Si el fin de la niñez de Daniel podía estar marcado la mañana en que había visto zarpar el Saint Louis del puerto de La Habana, el inicio total de su adultez se produjo en octubre de 1945, a sus quince años, cuando sintió cómo caía sobre sus hombros la sensación de soledad sideral provocada por la confirmación de que sus padres habían sido masacrados por el odio más racional e intelectualizado. Y su primera decisión de adulto llegaría unos días después, cuando se había negado a complacer a su buen tío Pepe Cartera en el propósito de que continuase sus estudios medios en el Instituto Yavne, reconocido por su tendencia ortodoxa.
Daniel Kaminsky siempre recordaría aquella coyuntura como una de las más complicadas de su existencia, tan pletórica de complicaciones, pasadas y venideras. A lo largo de aquellos seis años tétricos de la guerra, el tío Joseph le había demostrado con creces su infinita bondad al acogerlo, protegerlo, alimentarlo (más o menos) y sostenerlo como estudiante, algo que resultaba un lujo para la mayoría de los jóvenes cubanos, muchos de los cuales apenas terminaban los estudios primarios, como le había ocurrido a su amigo Antonio Rico. Aunque en la vida cotidiana de los Kaminsky las cosas no habían cambiado demasiado, la economía de Pepe Cartera tenía que ser (supondría Daniel, y lo comprobaría con gratitud unos años después) mucho más desahogada desde que resultó ascendido a cortador principal y se convirtió en el alma del cada vez más próspero taller de confecciones de artículos de piel del magnate Jacob Brandon.
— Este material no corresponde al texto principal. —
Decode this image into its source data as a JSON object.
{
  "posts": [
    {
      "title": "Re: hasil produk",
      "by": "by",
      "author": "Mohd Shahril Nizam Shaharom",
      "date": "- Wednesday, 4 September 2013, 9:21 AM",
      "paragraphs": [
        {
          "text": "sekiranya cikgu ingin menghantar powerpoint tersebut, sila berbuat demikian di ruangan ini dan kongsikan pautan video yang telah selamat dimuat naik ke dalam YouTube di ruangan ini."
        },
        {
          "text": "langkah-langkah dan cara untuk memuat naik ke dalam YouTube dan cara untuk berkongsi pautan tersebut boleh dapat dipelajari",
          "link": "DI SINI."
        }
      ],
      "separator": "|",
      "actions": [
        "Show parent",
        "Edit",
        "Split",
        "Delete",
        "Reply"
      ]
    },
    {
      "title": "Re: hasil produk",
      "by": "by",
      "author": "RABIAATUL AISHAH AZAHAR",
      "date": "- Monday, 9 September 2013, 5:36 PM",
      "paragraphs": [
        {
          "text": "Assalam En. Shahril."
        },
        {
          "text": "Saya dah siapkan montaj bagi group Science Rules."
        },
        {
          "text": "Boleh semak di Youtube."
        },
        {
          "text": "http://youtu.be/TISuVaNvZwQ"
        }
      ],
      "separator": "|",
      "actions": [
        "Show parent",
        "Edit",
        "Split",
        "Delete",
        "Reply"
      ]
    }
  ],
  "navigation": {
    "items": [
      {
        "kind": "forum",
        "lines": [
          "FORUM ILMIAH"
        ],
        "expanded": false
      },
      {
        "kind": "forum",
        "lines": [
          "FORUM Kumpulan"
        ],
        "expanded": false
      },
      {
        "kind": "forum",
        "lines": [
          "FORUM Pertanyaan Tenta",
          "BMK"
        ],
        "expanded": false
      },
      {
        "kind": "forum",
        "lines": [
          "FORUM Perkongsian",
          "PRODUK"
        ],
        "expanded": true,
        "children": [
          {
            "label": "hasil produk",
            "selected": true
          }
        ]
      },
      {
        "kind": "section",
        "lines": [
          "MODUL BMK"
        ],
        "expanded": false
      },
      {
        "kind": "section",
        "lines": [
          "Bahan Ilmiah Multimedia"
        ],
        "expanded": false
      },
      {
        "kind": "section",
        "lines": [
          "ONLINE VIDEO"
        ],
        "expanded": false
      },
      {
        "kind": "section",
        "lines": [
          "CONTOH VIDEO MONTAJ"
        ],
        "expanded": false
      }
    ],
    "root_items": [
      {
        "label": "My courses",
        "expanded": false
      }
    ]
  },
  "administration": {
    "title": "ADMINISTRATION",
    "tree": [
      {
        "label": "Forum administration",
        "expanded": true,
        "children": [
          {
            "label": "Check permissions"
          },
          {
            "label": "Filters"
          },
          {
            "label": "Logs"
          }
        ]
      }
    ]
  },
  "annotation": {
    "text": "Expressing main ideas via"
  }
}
Los negocios de aquel judío norteamericano se habían disparado en los años de guerra y escasez gracias a las mejoras que había introducido en todos ellos, incluido la talabartería, con la reinversión de las ganancias obtenidas con el muy productivo contrabando de manteca. La decisión del tío de enviarlo al instituto judío, sin embargo, venía asumida como una inversión, y constituía la práctica común incluso entre los hebreos más pobres de la comunidad, conscientes de que solo con una instrucción elevada se podrían abrir las muchas puertas de un país donde, desde la entrada de los Estados Unidos en la guerra como enemigo de Alemania, la relación con los judíos había vuelto a recuperar la afabilidad.
Conociendo la evidente incapacidad para mantenerse por sí mismo, el joven trató de ser lo más delicado posible cuando le comunicó al tutor su decisión de seguir estudiando como un cubano más y de limitar sus relaciones con la religión familiar al mínimo posible, pues no podía vivir más tiempo fingiendo lo que no sentía, y menos tratándose de una cuestión tan seria para los judíos.
La reacción de Joseph Kaminsky resultó violenta y visceral, previsible: acudiendo al yídish para poder expresar su decepción, lo calificó de hereje, de ingrato, de insensible y lo conminó a abandonar la casa. Con un pequeño zurrón en donde cabían todas sus pertenencias —unas pocas ropas, dos o tres libros y las fotos de sus padres que lo habían acompañado desde su salida de Cracovia—, Daniel salió a la calle Compostela para avanzar por Acosta y atravesar el Arco de Belén que, sin él quererlo, se le presentó en la mente como una puerta de salida de un bullanguero paraíso judío levantado en la parte más vetusta de La Habana. Pero paraíso al fin y al cabo.
Deshechos los sueños de poder continuar con normalidad sus estudios, Daniel tuvo la suerte de que su amigo Calandraca obtuviera autorización de sus padres para que, por unos días, le permitieran dormir sobre unas mantas tiradas en el piso de la diminuta sala del apartamento de la calle Ejido donde vivía la familia. Un enorme interrogante se abría ante el joven, sin oficio ni beneficio, pues sabía que incluso si conseguía conchabarse en cualquier faena, nunca ganaría lo suficiente para encontrar albergue y pagarse una comida diaria.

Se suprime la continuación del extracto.